Así hablaba Kafka

Andá con cuidado”, me habían dicho, “si no contesta, no lo apures, va a estar absolutamente metido en su mundo”. Y tenían razón.

Había preparado algunas preguntas de manera muy meticulosa, cuidando bien las palabras para tratar de que con cada pregunta él pudiera explayarse y yo no tuviera necesidad de repreguntar o idear otros cuestionamientos. A decir verdad, me asustaba la idea de estar frente Kafka. Me habían dicho que era muy silencioso, que probablemente me contestara con monosílabos y que seguramente se mostraría indiferente a mi presencia.

Entré a su estudio, él estaba de espaldas a la puerta, mirando por una pequeña ventana como la lluvia mojaba los árboles en ese atardecer en Praga. Dije ‘permiso’, y se dio vueltas con una serenidad que estremecía, propia de un tipo llamada Samsa.

Su escritorio estaba bastante revuelto, cantidad de papeles esparcidos, una pila de libros señalados que aparentaban no haberse terminado de leer, y un increíble polvillo que se esparcía por todo el territorio kafkiano.

Caminé los seis pasos que me separaban de él, le estreché la mano flaca y con una sonrisa disimulada y un dudoso alemán me dijo ‘estás mojada’ (interiormente agradecí ese gesto y casi sentí que pude relajarme).
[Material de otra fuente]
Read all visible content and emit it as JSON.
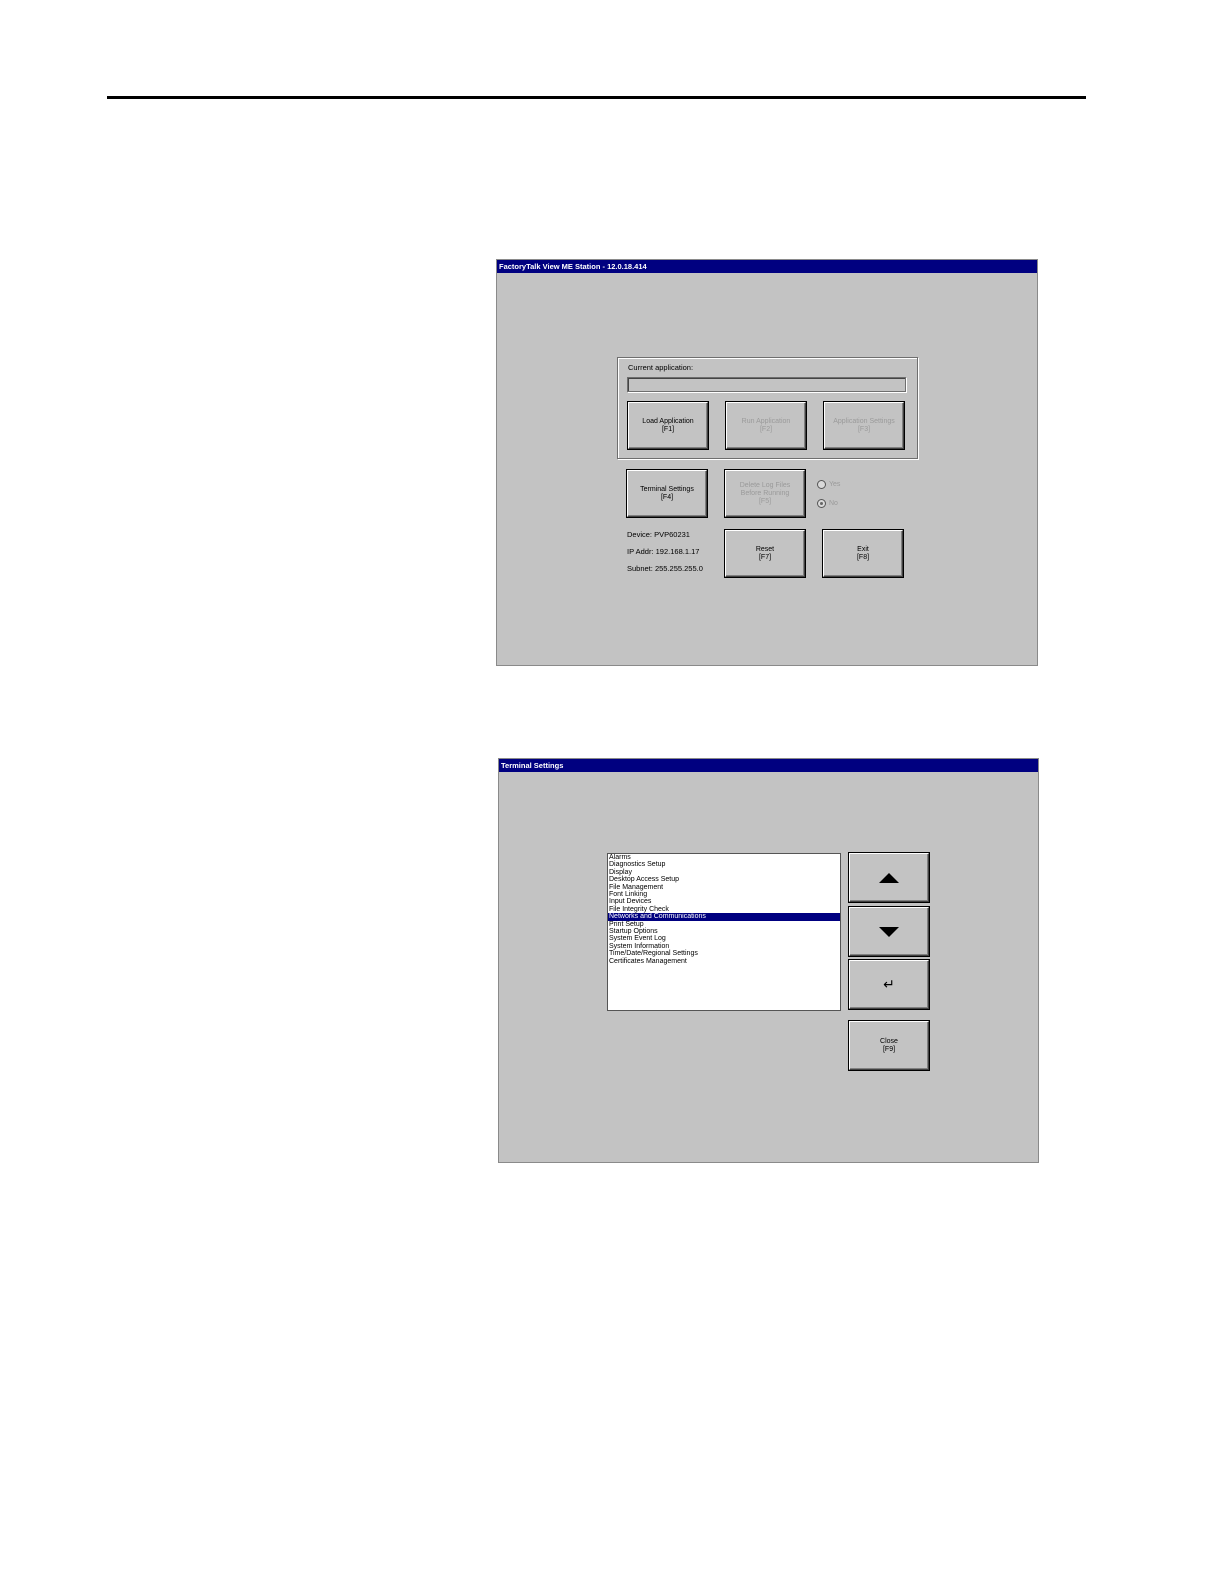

Era pequeño, flaco -flaquísimo-, y a decir verdad, poco atractivo. Tenía puesto un traje marrón, algo arrugado pero limpio, una barba de tres o cuatro días y el rostro horrorosamente consumido, cuando lo miré a los ojos reconocí una tristeza y una concentración que ciertamente me dejaron paralizada. Por un momento pensé en ofrecerle un cigarrillo, pero pronto deseché la posibilidad. Él me miró fijo a los ojos, con una mirada oscura y tan penetrante que creí intuía lo que yo estaba pensando, me invitó a sentarme.